福地は文久二年をもっとも重視して、幕府が勅命にしたがったことが決定的だったと主張しているのである。ところが、ブリーン教授は、この部分を隠して、福地にとって波及的・二義的に過ぎない翌年の将軍上洛を、彼がもっとも重視していたかのよう見せかけてしまっているのである。

「余は、徳川氏の幕府が天下を失いたるは、第十五世慶喜公の大政返上の時にあらずして、第十四世家茂公が文久二年の勅答の時にありしと云うものなり。ここにおいてか、幕府の衰亡は大いに長足を以てその気運を進めたり。」(一三八頁)

「これによりてこれを観れば、幕府は当時の勅命に会して、真に徳川政府の実を存せんと欲せば、この要求を謝絶するの一策あるのみ。
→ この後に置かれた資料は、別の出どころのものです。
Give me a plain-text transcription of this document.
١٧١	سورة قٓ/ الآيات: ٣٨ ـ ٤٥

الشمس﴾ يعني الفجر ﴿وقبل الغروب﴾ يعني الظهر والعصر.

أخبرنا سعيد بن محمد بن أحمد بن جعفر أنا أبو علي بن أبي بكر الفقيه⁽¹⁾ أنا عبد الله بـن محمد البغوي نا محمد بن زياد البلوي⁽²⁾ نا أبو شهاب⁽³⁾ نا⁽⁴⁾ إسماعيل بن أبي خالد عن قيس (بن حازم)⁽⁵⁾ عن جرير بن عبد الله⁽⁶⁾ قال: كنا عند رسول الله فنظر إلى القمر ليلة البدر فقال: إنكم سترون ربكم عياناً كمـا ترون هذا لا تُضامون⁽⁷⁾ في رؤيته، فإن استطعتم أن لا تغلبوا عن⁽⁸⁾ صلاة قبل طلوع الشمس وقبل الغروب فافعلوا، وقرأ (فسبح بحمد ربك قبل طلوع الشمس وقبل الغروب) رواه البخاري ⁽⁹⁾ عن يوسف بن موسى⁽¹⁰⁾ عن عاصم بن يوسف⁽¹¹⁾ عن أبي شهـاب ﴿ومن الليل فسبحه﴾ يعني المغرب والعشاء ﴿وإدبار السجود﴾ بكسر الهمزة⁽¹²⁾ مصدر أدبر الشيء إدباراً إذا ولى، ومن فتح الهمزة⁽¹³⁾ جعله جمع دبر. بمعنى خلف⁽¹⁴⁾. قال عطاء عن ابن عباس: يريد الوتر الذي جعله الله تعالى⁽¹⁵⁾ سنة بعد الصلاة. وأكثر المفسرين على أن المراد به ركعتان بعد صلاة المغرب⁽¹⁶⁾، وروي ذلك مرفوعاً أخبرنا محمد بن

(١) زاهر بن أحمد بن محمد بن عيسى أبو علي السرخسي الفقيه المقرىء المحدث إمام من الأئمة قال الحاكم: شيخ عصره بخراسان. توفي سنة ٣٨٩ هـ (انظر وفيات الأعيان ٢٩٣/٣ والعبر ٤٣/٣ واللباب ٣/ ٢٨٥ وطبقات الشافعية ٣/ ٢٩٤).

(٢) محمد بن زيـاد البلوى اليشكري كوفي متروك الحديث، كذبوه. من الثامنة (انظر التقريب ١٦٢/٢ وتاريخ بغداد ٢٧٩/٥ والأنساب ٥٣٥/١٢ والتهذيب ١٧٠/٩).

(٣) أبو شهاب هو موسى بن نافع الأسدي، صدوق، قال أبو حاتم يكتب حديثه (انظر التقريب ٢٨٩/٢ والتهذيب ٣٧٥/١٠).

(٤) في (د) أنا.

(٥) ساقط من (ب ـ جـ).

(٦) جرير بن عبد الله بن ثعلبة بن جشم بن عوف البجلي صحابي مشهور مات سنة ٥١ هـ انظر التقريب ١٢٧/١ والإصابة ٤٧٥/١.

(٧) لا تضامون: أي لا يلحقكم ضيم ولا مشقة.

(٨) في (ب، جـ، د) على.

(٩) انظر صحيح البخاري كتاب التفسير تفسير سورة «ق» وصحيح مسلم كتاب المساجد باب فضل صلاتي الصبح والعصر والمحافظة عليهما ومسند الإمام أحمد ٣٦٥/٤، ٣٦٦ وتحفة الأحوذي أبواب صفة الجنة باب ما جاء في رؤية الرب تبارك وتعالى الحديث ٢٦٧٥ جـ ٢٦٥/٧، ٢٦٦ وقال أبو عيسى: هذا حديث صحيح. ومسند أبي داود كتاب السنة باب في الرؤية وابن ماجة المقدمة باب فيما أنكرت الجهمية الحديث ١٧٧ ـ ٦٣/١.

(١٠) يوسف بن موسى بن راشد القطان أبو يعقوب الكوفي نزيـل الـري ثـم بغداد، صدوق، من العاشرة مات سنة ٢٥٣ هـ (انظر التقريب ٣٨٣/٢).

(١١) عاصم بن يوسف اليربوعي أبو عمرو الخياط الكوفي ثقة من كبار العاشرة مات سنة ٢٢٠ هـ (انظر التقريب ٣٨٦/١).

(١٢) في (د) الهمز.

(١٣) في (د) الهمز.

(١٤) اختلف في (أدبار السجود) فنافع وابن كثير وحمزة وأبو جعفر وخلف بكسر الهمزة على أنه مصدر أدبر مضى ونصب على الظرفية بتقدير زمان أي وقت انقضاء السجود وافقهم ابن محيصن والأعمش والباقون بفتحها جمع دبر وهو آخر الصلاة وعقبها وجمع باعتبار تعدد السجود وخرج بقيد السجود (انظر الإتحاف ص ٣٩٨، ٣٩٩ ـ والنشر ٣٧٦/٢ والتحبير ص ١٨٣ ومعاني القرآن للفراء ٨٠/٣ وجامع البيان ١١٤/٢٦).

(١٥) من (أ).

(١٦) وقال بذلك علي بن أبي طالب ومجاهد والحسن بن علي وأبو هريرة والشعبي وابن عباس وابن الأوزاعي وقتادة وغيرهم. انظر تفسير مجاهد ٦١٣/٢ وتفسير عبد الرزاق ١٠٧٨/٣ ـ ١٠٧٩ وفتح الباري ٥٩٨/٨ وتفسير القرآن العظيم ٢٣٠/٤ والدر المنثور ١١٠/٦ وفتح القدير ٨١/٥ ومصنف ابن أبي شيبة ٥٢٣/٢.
」(一三七頁)

「幕府はすでに日本の実権たること、国政は旧に依って大樹に御委任と明言ありしにて明白なるが上に、実際二百余年間の中央政府なるに、外交の事は勅裁を仰ぐべし、諸大名を率いて上洛なして議定すべしと京都より差図せられ、遂に五大老を置け、一橋・越前を後見・総裁にせよとまで干渉せられては、幕府たるもの悪んぞ政府の実権を保つを得べけんや。これ、表面こそ顕われね、その実は幕府は政権を返上すべしと云うの要求に異ならざるなり。」(一三六頁)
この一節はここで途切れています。